Öyle ki, Eylül 2009’da İstanbul’da yapılan XVIII. Uluslararası Ceza Hukuku Kongresi’nin düzenlenmesinde Sayın Özdemir Özok konunun önemini saptamış ve unutulmaz desteklerde bulunmuştur. Kongrenin açılışında, hastalığının tüm zorlukları içinde, istek ve ricamızı kırmadan tüm dünya ceza hukukçularının önünde Türk hukuk dünyasının amaçlarını üstün bir dirençle açıklaması, biz ceza hukukçularının belleklerinde daima yer alacaktır. Özok, gerek avukatlığında ve gerekse Barolar Birliği Başkanlığı’nda hep “hukukun üstünlüğünü, yargı bağımsızlığını ve tarafsızlığını, savunmanın kutsallığını ve özgürlüğünü” savunmuştu. Hukukun üstünlüğünü etkileyen erdemlilik, çağdaşlık, kurallara bağlılık Özok’un gür sesinde, genel ve güncel sorunların çözümünde kullanılan unsurlar olmuştu. Bakın, 2009-2010 Adli Yargı Yılı’nın açılışında neler demişti:
“... Hiçbir siyasal iktidar siyasetin doğasından kaynaklanan nedenlerle yargıya karşı saygın, ölçülü, mesafeli ve duyarlı olmamıştır. Yargı, hep icraatı engelleyen ayak bağı gibi algılanmıştır. Siyasal iktidar ülke yönetiminden ve ülkenin kaderinden sadece kendisini sorumlu kabul etmiş ve kendisi dışındaki güçleri, kurumları ve yurtseverleri yok saymıştır...
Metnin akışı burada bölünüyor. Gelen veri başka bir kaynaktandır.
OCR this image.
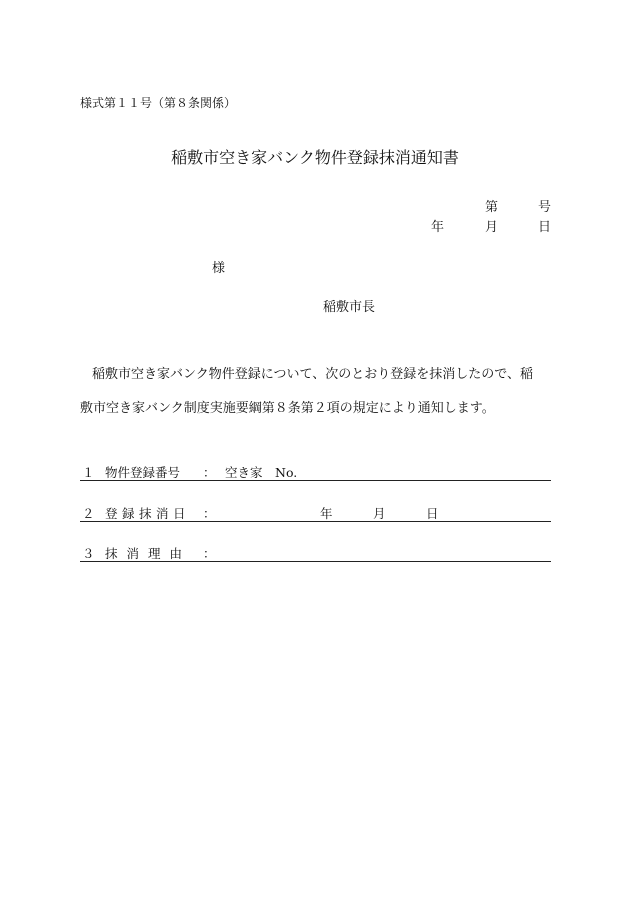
様式第１１号（第８条関係）
稲敷市空き家バンク物件登録抹消通知書
第	号
年	月	日
様
稲敷市長

稲敷市空き家バンク物件登録について、次のとおり登録を抹消したので、稲

敷市空き家バンク制度実施要綱第８条第２項の規定により通知します。

１ 物件登録番号 ： 空き家　No.
２ 登録抹消日 ：	年	月	日
３ 抹消理由 ：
... Türkiye Barolar Birliği kurulduğu 1969 yılından bu yana, her platforma ısrarla ‘yargı bağımsızlığı’, ‘yargıç güvencesi’, ‘yargılama diyalektiği’ gibi temel yargı sorunlarında çağdaş, akılcı ve ‘hukuk devleti’ ilkelerine uygun çözümler önermiştir. Maalesef bu istek ve öneriler kimi ‘dar görüşlü’ politikacı ve hukukçular tarafından ‘siyaset yapmak’ olarak algılanmış, bunun sonucu içeriği ve kapsamı hep göz ardı edilmiştir...
...Yeni bir Avrupa için Paris Şartı’nın ön-sözünde ‘demokrasinin temelinde insana saygı ve hukukun üstünlüğü yatar. Kimse hukukun üstünde değildir’ denilmek suretiyle ‘hukukun üstünlüğü’nün ulus üstü evrensel bir kavram olduğuna vurgu yapılmıştır.
Kısaca ‘hukuk devleti’, toplumun bireyleri yanında, devletin tüm organ ve görevlilerinin de faaliyet, işlem ve eylemlerinin hukuk kurallarına ve anayasal ilkelere uyması, kendisini bu kurallara bağlı sayması demektir. Ancak itaat, biat ve cemaat kültüründen gelen kimselerin dillerinden düşürmedikleri, akla dayalı bu evrensel ilke ve kavramları yaşama geçirmeleri işin doğası gereği mümkün değildir. ‘Hukuk devleti’nin gerçekleşmesinde en önemli etken ve olmazsa olmaz koşul ‘yargı bağımsızlığı’ ve ‘yargıç güvencesi’dir...”
Aynı konuşmanın sonunda Özok, özlemini şöyle dile getirmişti:
“ ‘İnsan haklarına dayalı’, ‘hukukun üstünlüğü’ne bağlı, temel hak ve özgürlükleri sınırlamayan, düşünce ve örgütlenmeden yana, çokkültürlü, çoğulcu, katılımcı, devletin bir hizmet kurumu olarak algılandığı, çağdaş bir vatandaşlık anlayışının benimsendiği bir toplum.”
Bu özlem içinde Özok daima anılacaktır.